【今日の1曲】David Bowie – Little Wonder (1997)

短期集中David Bowie(デヴィッド・ボウイ 1947 – 2016年)特集。

昨日は番外編ということでB’z の楽曲を取り上げましたが、本日は本編に戻りまして、1997年にリリースされた通算20枚目のアルバム『Earthling(アースリング)』より、冒頭に収録された「Little Wonder(リトル・ワンダー)」をご紹介します。

Little Wonder
David Bowie – Little Wonder

この楽曲、ちょっと妙な感じの結構印象に残るPVがあったのですが、オフィシャルでは何故か公開されていないみたいです。

視覚的なところから言うと、まずジャケット。
ユニオンジャックモチーフの衣装は、今は亡きイギリスのファッションデザイナーAlexander McQUEEN(アレキサンダー・マックイーン)が手掛けたもの。

David Bowieはご存知の通りイギリス生まれの人ではありますが、1992年(でしたっけ?)以降は拠点をアメリカのNYに置いており、音楽的にも前作にあたる1995年の『1.Outside(アウトサイド)』とかはモロに当時の重くて暗いアメリカの音。という感じが濃厚でした。

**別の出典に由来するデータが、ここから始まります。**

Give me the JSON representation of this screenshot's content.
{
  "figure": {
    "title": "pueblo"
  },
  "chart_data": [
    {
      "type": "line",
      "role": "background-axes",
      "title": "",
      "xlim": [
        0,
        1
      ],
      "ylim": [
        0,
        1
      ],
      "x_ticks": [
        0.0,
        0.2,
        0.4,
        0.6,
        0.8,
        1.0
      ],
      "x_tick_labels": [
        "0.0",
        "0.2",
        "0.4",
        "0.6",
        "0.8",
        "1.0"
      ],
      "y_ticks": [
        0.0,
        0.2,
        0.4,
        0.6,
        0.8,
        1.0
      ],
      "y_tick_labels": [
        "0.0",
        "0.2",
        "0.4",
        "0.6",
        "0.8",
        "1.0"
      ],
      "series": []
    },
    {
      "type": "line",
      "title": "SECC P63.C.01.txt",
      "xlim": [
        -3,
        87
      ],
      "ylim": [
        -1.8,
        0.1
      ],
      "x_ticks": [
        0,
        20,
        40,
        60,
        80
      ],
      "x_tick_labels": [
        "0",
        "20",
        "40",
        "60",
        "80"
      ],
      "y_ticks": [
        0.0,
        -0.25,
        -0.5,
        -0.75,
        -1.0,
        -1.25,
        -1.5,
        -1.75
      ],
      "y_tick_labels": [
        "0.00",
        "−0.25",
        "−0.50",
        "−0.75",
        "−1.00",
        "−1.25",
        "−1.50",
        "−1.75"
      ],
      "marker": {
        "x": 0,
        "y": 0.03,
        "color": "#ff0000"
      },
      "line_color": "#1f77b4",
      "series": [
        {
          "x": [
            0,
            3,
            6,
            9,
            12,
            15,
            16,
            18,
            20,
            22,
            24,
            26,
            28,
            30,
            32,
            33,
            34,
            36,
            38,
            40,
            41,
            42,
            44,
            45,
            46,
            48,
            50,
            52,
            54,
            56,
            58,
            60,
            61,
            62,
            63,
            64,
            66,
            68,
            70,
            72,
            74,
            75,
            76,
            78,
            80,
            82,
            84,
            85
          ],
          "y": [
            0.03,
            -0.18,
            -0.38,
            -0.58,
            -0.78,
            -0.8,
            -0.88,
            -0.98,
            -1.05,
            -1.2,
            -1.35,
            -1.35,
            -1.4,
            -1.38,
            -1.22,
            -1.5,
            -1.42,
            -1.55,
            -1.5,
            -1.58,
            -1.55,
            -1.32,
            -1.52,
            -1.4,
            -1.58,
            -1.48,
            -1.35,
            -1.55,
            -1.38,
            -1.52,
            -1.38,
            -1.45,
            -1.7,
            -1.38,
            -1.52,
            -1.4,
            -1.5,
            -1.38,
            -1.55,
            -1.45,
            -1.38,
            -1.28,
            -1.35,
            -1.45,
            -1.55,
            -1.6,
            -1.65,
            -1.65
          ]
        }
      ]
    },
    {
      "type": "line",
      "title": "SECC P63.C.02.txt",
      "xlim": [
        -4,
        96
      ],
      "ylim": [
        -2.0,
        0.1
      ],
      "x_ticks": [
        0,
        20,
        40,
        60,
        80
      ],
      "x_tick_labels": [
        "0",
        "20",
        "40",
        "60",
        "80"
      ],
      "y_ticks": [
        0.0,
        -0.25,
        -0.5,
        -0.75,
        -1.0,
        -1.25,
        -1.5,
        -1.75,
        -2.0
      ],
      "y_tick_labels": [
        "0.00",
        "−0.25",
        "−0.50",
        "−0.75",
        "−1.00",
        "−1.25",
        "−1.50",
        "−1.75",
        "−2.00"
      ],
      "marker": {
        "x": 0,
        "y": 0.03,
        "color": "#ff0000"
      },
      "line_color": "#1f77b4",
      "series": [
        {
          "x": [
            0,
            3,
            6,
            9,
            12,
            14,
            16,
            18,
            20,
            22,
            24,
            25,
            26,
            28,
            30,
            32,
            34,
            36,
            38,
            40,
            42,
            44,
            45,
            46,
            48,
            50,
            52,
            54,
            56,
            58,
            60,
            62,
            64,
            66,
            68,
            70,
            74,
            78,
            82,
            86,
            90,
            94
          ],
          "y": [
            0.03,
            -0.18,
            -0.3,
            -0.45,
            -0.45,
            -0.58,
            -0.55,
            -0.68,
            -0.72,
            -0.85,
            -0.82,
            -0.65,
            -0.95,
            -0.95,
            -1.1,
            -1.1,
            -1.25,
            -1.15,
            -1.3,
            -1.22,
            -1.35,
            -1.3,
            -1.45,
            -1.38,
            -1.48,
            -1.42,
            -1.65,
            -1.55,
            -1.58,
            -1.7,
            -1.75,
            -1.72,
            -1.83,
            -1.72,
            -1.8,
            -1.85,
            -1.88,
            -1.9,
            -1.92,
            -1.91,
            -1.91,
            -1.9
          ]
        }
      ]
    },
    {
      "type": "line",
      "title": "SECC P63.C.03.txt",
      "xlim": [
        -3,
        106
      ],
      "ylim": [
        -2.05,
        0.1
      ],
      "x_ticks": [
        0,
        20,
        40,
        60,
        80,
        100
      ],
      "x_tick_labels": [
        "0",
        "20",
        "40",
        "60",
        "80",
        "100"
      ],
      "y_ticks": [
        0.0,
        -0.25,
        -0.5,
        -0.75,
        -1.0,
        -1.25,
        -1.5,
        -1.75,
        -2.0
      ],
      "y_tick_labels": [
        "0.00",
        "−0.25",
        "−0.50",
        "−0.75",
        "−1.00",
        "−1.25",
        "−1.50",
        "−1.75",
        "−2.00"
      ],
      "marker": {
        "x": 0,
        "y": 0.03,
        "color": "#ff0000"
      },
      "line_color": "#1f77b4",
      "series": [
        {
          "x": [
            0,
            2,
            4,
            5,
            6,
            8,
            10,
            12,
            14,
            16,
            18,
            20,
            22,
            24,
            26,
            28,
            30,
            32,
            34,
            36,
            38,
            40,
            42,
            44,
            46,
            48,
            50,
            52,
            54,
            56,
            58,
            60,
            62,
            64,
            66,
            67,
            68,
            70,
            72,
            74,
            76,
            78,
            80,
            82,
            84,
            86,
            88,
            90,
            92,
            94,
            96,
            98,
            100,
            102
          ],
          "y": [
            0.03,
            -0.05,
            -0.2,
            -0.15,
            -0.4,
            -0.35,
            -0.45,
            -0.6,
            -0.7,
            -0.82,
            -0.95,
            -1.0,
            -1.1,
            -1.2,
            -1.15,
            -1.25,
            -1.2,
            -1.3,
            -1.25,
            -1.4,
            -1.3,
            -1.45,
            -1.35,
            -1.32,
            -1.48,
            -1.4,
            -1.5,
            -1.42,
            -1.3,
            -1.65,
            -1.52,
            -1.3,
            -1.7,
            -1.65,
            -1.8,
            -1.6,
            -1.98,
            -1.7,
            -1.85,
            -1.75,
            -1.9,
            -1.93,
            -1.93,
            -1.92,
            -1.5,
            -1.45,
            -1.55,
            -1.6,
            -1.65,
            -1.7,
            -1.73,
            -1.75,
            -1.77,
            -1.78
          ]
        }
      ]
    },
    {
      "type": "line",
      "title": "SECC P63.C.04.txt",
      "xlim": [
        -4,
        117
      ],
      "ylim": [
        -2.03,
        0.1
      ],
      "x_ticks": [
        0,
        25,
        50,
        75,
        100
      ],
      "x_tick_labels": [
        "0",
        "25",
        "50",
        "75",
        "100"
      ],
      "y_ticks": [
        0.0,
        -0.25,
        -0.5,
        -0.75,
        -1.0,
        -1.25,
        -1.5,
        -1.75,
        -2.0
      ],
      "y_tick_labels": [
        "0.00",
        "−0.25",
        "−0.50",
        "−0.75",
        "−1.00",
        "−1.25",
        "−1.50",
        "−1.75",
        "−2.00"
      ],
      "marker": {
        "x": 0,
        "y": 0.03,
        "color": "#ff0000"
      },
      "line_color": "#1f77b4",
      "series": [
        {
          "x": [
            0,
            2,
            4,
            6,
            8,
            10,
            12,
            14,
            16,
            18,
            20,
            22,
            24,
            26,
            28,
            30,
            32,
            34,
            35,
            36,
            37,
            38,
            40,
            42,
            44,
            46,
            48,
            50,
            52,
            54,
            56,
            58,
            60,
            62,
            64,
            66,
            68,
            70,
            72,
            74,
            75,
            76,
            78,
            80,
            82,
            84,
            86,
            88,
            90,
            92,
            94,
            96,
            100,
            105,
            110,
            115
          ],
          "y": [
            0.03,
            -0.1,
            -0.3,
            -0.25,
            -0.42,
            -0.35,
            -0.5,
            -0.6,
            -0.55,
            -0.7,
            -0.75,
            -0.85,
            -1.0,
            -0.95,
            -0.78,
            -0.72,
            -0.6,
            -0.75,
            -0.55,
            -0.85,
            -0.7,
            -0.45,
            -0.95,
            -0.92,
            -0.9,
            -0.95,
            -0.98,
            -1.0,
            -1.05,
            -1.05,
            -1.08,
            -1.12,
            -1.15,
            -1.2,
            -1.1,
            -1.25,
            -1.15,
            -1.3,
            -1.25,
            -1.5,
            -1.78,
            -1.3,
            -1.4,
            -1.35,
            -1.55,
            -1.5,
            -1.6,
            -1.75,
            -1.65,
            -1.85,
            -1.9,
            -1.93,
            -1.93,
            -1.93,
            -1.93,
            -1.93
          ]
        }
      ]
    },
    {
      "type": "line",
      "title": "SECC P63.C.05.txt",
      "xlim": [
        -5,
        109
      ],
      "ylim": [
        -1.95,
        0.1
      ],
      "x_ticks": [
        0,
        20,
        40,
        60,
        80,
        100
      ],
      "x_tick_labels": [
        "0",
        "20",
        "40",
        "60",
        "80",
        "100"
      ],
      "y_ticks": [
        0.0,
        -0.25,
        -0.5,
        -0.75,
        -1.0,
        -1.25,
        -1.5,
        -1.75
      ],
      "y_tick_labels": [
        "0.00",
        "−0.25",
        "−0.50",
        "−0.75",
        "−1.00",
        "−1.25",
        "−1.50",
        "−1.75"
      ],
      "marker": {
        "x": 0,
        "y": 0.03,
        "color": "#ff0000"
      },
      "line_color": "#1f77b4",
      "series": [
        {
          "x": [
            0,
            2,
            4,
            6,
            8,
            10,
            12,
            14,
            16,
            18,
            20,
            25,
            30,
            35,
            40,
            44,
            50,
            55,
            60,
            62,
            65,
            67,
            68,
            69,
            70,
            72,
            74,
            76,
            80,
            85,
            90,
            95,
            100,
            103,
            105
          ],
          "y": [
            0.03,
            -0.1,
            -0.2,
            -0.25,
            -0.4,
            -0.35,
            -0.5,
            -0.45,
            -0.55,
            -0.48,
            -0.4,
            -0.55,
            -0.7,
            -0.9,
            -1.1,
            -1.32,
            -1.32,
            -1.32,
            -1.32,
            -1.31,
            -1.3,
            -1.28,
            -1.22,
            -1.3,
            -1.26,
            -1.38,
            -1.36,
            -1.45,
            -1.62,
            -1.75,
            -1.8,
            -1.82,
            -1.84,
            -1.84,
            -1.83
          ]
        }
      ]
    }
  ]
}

で、前々回も書いた通り、5部作の第1弾として発表された『1.Outside』の次に出たのは、第2弾でも何でもなく、ジャケットからして趣を異にしたこれ。

音の方も結構な振れ幅で、前作で強い影響を受けたことが伺えたアメリカのユニット(バンド?)Nine Inch Nails(ナイン・インチ・ネイルズ、以下NIN)に通じる要素はあるものの、NINの音楽性の中でも重さや暗さではなくてアッパーな部分、それプラスこの「Little Wonder(リトル・ワンダー)」に関しては、当時流行していたイギリスのテクノ/エレクトロバンドのThe Prodigy(ザ・プロディジー)の要素だったり、全体的にイギリスのテクノ/エレクトロ寄りの楽曲が多いアルバムです。

このダンチャカチャカチャン♪と鳴っているリズムパターンは、ジャングルまたはジャングルが進化したドラムンベースと呼ばれるもので、こちらもイギリス発祥のもの。

余談ながら日本で有名なジャングル(ドラムンベース)楽曲と言えば、小室哲哉がダウンタウンの浜田雅功と組んだH Jungle with t(エイチ ジャングル ウィズ ティー)の「WOW WAR TONIGHT 〜時には起こせよムーヴメント」がダントツでしょう。これ別に書くまでもないと思っていましたが改めて確認すると1995年の話なので、今年成人の人とか生まれる5年前だったりするのか…。
という事で一応記しておきます。これは紛うことなき名曲です。

David Bowieの話に戻りまして、上述の通り今作は全体的にジャングル(ドラムンベース)だったり四つ打ちだったりエレクトロミュージック比率が非常に高いアルバムになっているわけですが、これ当時の反応ってそこまで良くなかった印象があるんですよね。なんか思いっきり流行り物に手を出した。みたいな。

別に今回に限らず、今までもそんな感じで変容しながらキャリアを重ねて来た人なので、今更感はあるのですが、ジャングル(ドラムンベース)ってパーツ丸ごと取り入れた感がどうしても強いからか、それまでの漠然とソウルミュージックだったり漠然とクラウトロックだったり漠然と80年代のど真ん中だったり漠然とUSオルタナだったりと比べて、今回は記号性が強過ぎたのかも知れません。

とは言え、全編ジャングル(ドラムンベース)一辺倒な訳でもなく、四つ打ちも含めてバランス良く配置されているので、通しで聴くと構成の妙に感心させられます。

聴くと良い曲多いんですよね。
ただDavid Bowieの歌とこのサウンドの相性って今だによく分からない。
合っていないとは思わないけれど、かと言って合っている感じもさほどしないという…。

あと、最後にタイトルについて少し述べると、今までちょいちょい宇宙をテーマにしてきて、代表作の『The Rise and Fall of Ziggy Stardust and the Spiders from Mars(邦題:ジギー・スターダスト)』では「異星から来たロックスター」を演じた人が、ここに来て『Earthling(地球人、人間)』と掲げたのは興味深いところ。
でも音は全然土着的なものとか大陸的とか自然とかが安易に連想されるようなものではなく、未来的なテクノ系だったという。

結局総じてなんだかストンと落ちないアルバムなんです。

個人的には「問題作」と呼ばれる前作『1.Outside』よりもこの『Earthling』の方がよほど「問題作」のような気がします。